Court Limits Use of Prerecorded Calls
Prerecorded cellular telephone calls from a debt collector aren’t allowed unless a consumer has agreed to allow them, a federal court ruled has ruled.
Those calls are covered by the Telephone Consumer Protection Act, which placed strong limits on phone and fax solicitations and. It was signed by into law by President George H.W. Bush in 1991. The law bans non-emergency prerecorded calls to a cell phone unless the call is “made with the prior express consent of the called party.”
The U.S. District Court of Northern Illinois, in its recent ruling, relied on a decision by the Federal Communications Commission that if a customer gives permission to a company to call him or her then that is an implied permission to a debt collection firm hired by the company.
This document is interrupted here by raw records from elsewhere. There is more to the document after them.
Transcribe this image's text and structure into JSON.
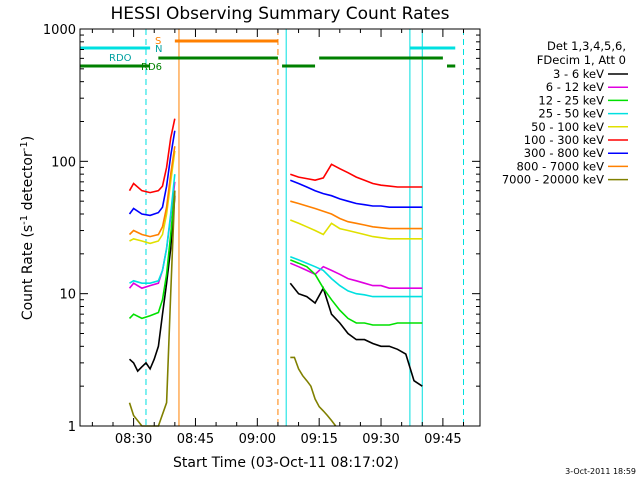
{
  "chart_data": {
    "type": "line",
    "title": "HESSI Observing Summary Count Rates",
    "xlabel": "Start Time (03-Oct-11 08:17:02)",
    "ylabel_main": "Count Rate (s",
    "ylabel_sup1": "-1",
    "ylabel_mid": " detector",
    "ylabel_sup2": "-1",
    "ylabel_end": ")",
    "yscale": "log",
    "ylim": [
      1,
      1000
    ],
    "xlim": [
      "08:17",
      "09:54"
    ],
    "x_ticks": [
      "08:30",
      "08:45",
      "09:00",
      "09:15",
      "09:30",
      "09:45"
    ],
    "y_ticks": [
      "1",
      "10",
      "100",
      "1000"
    ],
    "legend_header": [
      "Det 1,3,4,5,6,",
      "FDecim 1, Att 0"
    ],
    "timestamp": "3-Oct-2011 18:59",
    "annotations": {
      "rdo": "RDO",
      "rd6": "RD6",
      "s": "S",
      "n": "N"
    },
    "series": [
      {
        "name": "3 - 6 keV",
        "color": "#000000",
        "x": [
          "08:29",
          "08:30",
          "08:31",
          "08:32",
          "08:33",
          "08:34",
          "08:35",
          "08:36",
          "08:37",
          "08:38",
          "08:39",
          "08:40",
          "09:08",
          "09:10",
          "09:12",
          "09:14",
          "09:16",
          "09:18",
          "09:20",
          "09:22",
          "09:24",
          "09:26",
          "09:28",
          "09:30",
          "09:32",
          "09:34",
          "09:36",
          "09:38",
          "09:40"
        ],
        "y": [
          3.2,
          3.0,
          2.6,
          2.8,
          3.0,
          2.7,
          3.2,
          4,
          7,
          12,
          22,
          55,
          12,
          10,
          9.5,
          8.5,
          11,
          7,
          6,
          5,
          4.5,
          4.5,
          4.2,
          4,
          4,
          3.8,
          3.5,
          2.2,
          2.0
        ]
      },
      {
        "name": "6 - 12 keV",
        "color": "#e000e0",
        "x": [
          "08:29",
          "08:30",
          "08:32",
          "08:34",
          "08:36",
          "08:37",
          "08:38",
          "08:39",
          "08:40",
          "09:08",
          "09:10",
          "09:12",
          "09:14",
          "09:16",
          "09:18",
          "09:20",
          "09:22",
          "09:24",
          "09:26",
          "09:28",
          "09:30",
          "09:32",
          "09:34",
          "09:36",
          "09:38",
          "09:40"
        ],
        "y": [
          11,
          12,
          11,
          11.5,
          12,
          15,
          22,
          38,
          70,
          17,
          16,
          15,
          14,
          16,
          15,
          14,
          13,
          12.5,
          12,
          11.5,
          11.5,
          11,
          11,
          11,
          11,
          11
        ]
      },
      {
        "name": "12 - 25 keV",
        "color": "#00e000",
        "x": [
          "08:29",
          "08:30",
          "08:32",
          "08:34",
          "08:36",
          "08:37",
          "08:38",
          "08:39",
          "08:40",
          "09:08",
          "09:10",
          "09:12",
          "09:14",
          "09:16",
          "09:18",
          "09:20",
          "09:22",
          "09:24",
          "09:26",
          "09:28",
          "09:30",
          "09:32",
          "09:34",
          "09:36",
          "09:38",
          "09:40"
        ],
        "y": [
          6.5,
          7,
          6.5,
          6.8,
          7.2,
          9,
          14,
          28,
          60,
          18,
          17,
          16,
          14,
          11,
          9,
          7.5,
          6.5,
          6,
          6,
          5.8,
          5.8,
          5.8,
          6,
          6,
          6,
          6
        ]
      },
      {
        "name": "25 - 50 keV",
        "color": "#00e0e0",
        "x": [
          "08:29",
          "08:30",
          "08:32",
          "08:34",
          "08:36",
          "08:37",
          "08:38",
          "08:39",
          "08:40",
          "09:08",
          "09:10",
          "09:12",
          "09:14",
          "09:16",
          "09:18",
          "09:20",
          "09:22",
          "09:24",
          "09:26",
          "09:28",
          "09:30",
          "09:32",
          "09:34",
          "09:36",
          "09:38",
          "09:40"
        ],
        "y": [
          12,
          12.5,
          12,
          12,
          12.5,
          15,
          22,
          40,
          80,
          19,
          18,
          17,
          16,
          15,
          13,
          11.5,
          10.5,
          10,
          9.8,
          9.5,
          9.5,
          9.5,
          9.5,
          9.5,
          9.5,
          9.5
        ]
      },
      {
        "name": "50 - 100 keV",
        "color": "#e0e000",
        "x": [
          "08:29",
          "08:30",
          "08:32",
          "08:34",
          "08:36",
          "08:37",
          "08:38",
          "08:39",
          "08:40",
          "09:08",
          "09:10",
          "09:12",
          "09:14",
          "09:16",
          "09:18",
          "09:20",
          "09:22",
          "09:24",
          "09:26",
          "09:28",
          "09:30",
          "09:32",
          "09:34",
          "09:36",
          "09:38",
          "09:40"
        ],
        "y": [
          25,
          26,
          25,
          24,
          25,
          28,
          40,
          70,
          120,
          36,
          34,
          32,
          30,
          28,
          34,
          31,
          30,
          29,
          28,
          27,
          26.5,
          26,
          26,
          26,
          26,
          26
        ]
      },
      {
        "name": "100 - 300 keV",
        "color": "#ff0000",
        "x": [
          "08:29",
          "08:30",
          "08:32",
          "08:34",
          "08:36",
          "08:37",
          "08:38",
          "08:39",
          "08:40",
          "09:08",
          "09:10",
          "09:12",
          "09:14",
          "09:16",
          "09:18",
          "09:20",
          "09:22",
          "09:24",
          "09:26",
          "09:28",
          "09:30",
          "09:32",
          "09:34",
          "09:36",
          "09:38",
          "09:40"
        ],
        "y": [
          60,
          68,
          60,
          58,
          60,
          65,
          90,
          150,
          210,
          80,
          76,
          74,
          72,
          75,
          95,
          88,
          82,
          76,
          72,
          68,
          66,
          65,
          64,
          64,
          64,
          64
        ]
      },
      {
        "name": "300 - 800 keV",
        "color": "#0000ff",
        "x": [
          "08:29",
          "08:30",
          "08:32",
          "08:34",
          "08:36",
          "08:37",
          "08:38",
          "08:39",
          "08:40",
          "09:08",
          "09:10",
          "09:12",
          "09:14",
          "09:16",
          "09:18",
          "09:20",
          "09:22",
          "09:24",
          "09:26",
          "09:28",
          "09:30",
          "09:32",
          "09:34",
          "09:36",
          "09:38",
          "09:40"
        ],
        "y": [
          40,
          44,
          40,
          39,
          41,
          45,
          65,
          110,
          170,
          72,
          68,
          64,
          60,
          57,
          55,
          52,
          50,
          48,
          47,
          46,
          46,
          45,
          45,
          45,
          45,
          45
        ]
      },
      {
        "name": "800 - 7000 keV",
        "color": "#ff8000",
        "x": [
          "08:29",
          "08:30",
          "08:32",
          "08:34",
          "08:36",
          "08:37",
          "08:38",
          "08:39",
          "08:40",
          "09:08",
          "09:10",
          "09:12",
          "09:14",
          "09:16",
          "09:18",
          "09:20",
          "09:22",
          "09:24",
          "09:26",
          "09:28",
          "09:30",
          "09:32",
          "09:34",
          "09:36",
          "09:38",
          "09:40"
        ],
        "y": [
          28,
          30,
          28,
          27,
          28,
          32,
          45,
          80,
          130,
          50,
          48,
          46,
          44,
          42,
          40,
          37,
          35,
          34,
          33,
          32,
          31.5,
          31,
          31,
          31,
          31,
          31
        ]
      },
      {
        "name": "7000 - 20000 keV",
        "color": "#808000",
        "x": [
          "08:29",
          "08:30",
          "08:32",
          "08:34",
          "08:36",
          "08:38",
          "08:39",
          "08:40",
          "09:08",
          "09:09",
          "09:10",
          "09:11",
          "09:12",
          "09:13",
          "09:14",
          "09:15",
          "09:16",
          "09:17",
          "09:18",
          "09:19"
        ],
        "y": [
          1.5,
          1.2,
          1.0,
          1.0,
          1.0,
          1.5,
          10,
          60,
          3.3,
          3.3,
          2.7,
          2.4,
          2.2,
          2.0,
          1.6,
          1.4,
          1.3,
          1.2,
          1.1,
          1.0
        ]
      }
    ],
    "overlays": {
      "attenuator_state": {
        "color": "#ff8000",
        "segments": [
          [
            "08:40",
            "09:05"
          ]
        ]
      },
      "decimation_rdo": {
        "color": "#00e0e0",
        "segments": [
          [
            "08:17",
            "08:34"
          ],
          [
            "09:37",
            "09:48"
          ]
        ]
      },
      "decimation_rd6": {
        "color": "#008000",
        "segments": [
          [
            "08:17",
            "08:34"
          ],
          [
            "08:36",
            "09:05"
          ],
          [
            "09:06",
            "09:14"
          ],
          [
            "09:15",
            "09:45"
          ],
          [
            "09:46",
            "09:48"
          ]
        ]
      },
      "vertical_markers": [
        {
          "time": "08:17",
          "color": "#00e0e0",
          "style": "solid"
        },
        {
          "time": "08:33",
          "color": "#00e0e0",
          "style": "dashed"
        },
        {
          "time": "08:41",
          "color": "#ff8000",
          "style": "solid"
        },
        {
          "time": "09:05",
          "color": "#ff8000",
          "style": "dashed"
        },
        {
          "time": "09:07",
          "color": "#00e0e0",
          "style": "solid"
        },
        {
          "time": "09:37",
          "color": "#00e0e0",
          "style": "solid"
        },
        {
          "time": "09:40",
          "color": "#00e0e0",
          "style": "solid"
        },
        {
          "time": "09:50",
          "color": "#00e0e0",
          "style": "dashed"
        }
      ]
    }
  }
}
The FCC ruled in 2007 that “calls placed by a third-party collector on behalf of [a] creditor are treated as if the creditor itself placed the call.”
The Financial Services Group of the law firm Ballard Spahr said there is a steady increase in litigation alleging violations of the TCPA. “We continue to see an avalanche of class actions against companies alleging TCPA violations.
In part, this is because penalties are draconian. Violations can yield damages equal to a minimum of the greater of $500 or actual damages, triple damages for willful violations, and unlimited class action liability,’’ according to an analysis.
The case was Frausto v. IC System Inc. The FTC also has enacted new rules governing debt collection from the estate of a credit union member.